We would have to rely upon dividends and other payments from our wholly-owned subsidiary, ABT Holding Company, to generate the funds necessary to make dividend payments, if any, on our common stock. ABT Holding Company, however, is legally distinct from us and has no obligation to pay amounts to us. The ability of ABT Holding Company to make dividend and other payments to us is subject to, among other things, the availability of funds and applicable state laws. However, there are no restrictions such as government regulations or material contractual arrangements that restrict the ability of ABT Holding Company to make dividend and other payments to us. We did not pay cash dividends on our common stock during the past three years ended December 31, 2014. We do not anticipate that we will pay any dividends on our common stock in the foreseeable future. Rather, we anticipate that we will retain earnings, if any, for use in the development of our business.

DILUTION

If you acquire shares of our common stock from the selling stockholder in this offering, your ownership interest will be diluted to the extent of the difference between the public offering price per share of our common stock and the pro forma net tangible book value per share of our common stock after this offering. Our historical net tangible book value of common stock as of September 30, 2015 was $15.5 million, or $0.19 per share of common stock.

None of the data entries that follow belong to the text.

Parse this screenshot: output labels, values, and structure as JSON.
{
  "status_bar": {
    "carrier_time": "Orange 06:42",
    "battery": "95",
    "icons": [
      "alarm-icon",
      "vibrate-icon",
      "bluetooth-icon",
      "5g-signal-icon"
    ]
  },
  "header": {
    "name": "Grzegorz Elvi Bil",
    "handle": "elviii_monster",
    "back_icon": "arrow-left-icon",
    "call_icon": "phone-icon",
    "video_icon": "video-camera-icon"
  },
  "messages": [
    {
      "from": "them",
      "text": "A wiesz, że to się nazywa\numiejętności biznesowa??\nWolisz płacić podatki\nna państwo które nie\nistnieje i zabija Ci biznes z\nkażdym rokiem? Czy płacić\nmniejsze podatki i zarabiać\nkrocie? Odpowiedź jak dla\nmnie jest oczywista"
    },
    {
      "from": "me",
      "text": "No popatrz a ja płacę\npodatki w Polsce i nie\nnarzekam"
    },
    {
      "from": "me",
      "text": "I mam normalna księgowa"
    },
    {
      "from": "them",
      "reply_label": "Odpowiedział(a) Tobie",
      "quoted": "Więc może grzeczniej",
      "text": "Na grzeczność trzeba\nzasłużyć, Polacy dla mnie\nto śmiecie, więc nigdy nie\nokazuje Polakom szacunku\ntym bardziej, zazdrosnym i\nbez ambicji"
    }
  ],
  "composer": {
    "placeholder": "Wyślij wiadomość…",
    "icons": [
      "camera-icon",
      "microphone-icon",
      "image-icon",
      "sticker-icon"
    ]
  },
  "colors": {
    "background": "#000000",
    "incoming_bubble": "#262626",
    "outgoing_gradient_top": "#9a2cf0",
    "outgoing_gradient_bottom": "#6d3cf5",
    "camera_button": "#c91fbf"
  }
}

Historical net tangible book value per share represents the amount of our total tangible assets less total liabilities, divided by the total number of shares of common stock outstanding.

After giving effect to the issuance of 250,000 Commitment Shares and the sale of 16,350,000 shares of common stock to Aspire Capital at an assumed price of $1.03, which was the closing price of our common stock on the NASDAQ Capital Market on December 17, 2015, and after deducting estimated offering expenses payable by us, our pro forma net tangible book value as of September 30, 2015 would have been $32.2 million, or $0.32 per share of common stock. This represents an immediate increase in pro forma net tangible book value of $0.13 per share to our existing stockholders and an immediate dilution in pro forma net tangible book value of $0.71 per share to investors participating in this offering. The following table illustrates this per share dilution:

 

Assumed offering price per share

      $ 1.03   

Historical net tangible book value per share as of September 30, 2015

   $ 0.19      

Increase in net tangible book value per share attributable to this offering

     0.13      

Pro forma net tangible book value per share after this offering

        0.32   

Dilution per share to investors participating in this offering

      $ 0.71   

Each $0.25 increase in the per share price at which we sell shares to Aspire Capital under the Purchase Agreement from the assumed offering price of $1.03 per share would increase our pro forma net tangible book value by $4.1 million, our pro forma net tangible book value per share by $0.04 and dilution per share to new investors purchasing shares of common stock in this offering by $0.21, assuming that the number of shares of common stock offered, as set forth on the cover page of this prospectus, remains the same and after deducting estimated aggregate offering expenses payable by us. This information is supplied for illustrative purposes only.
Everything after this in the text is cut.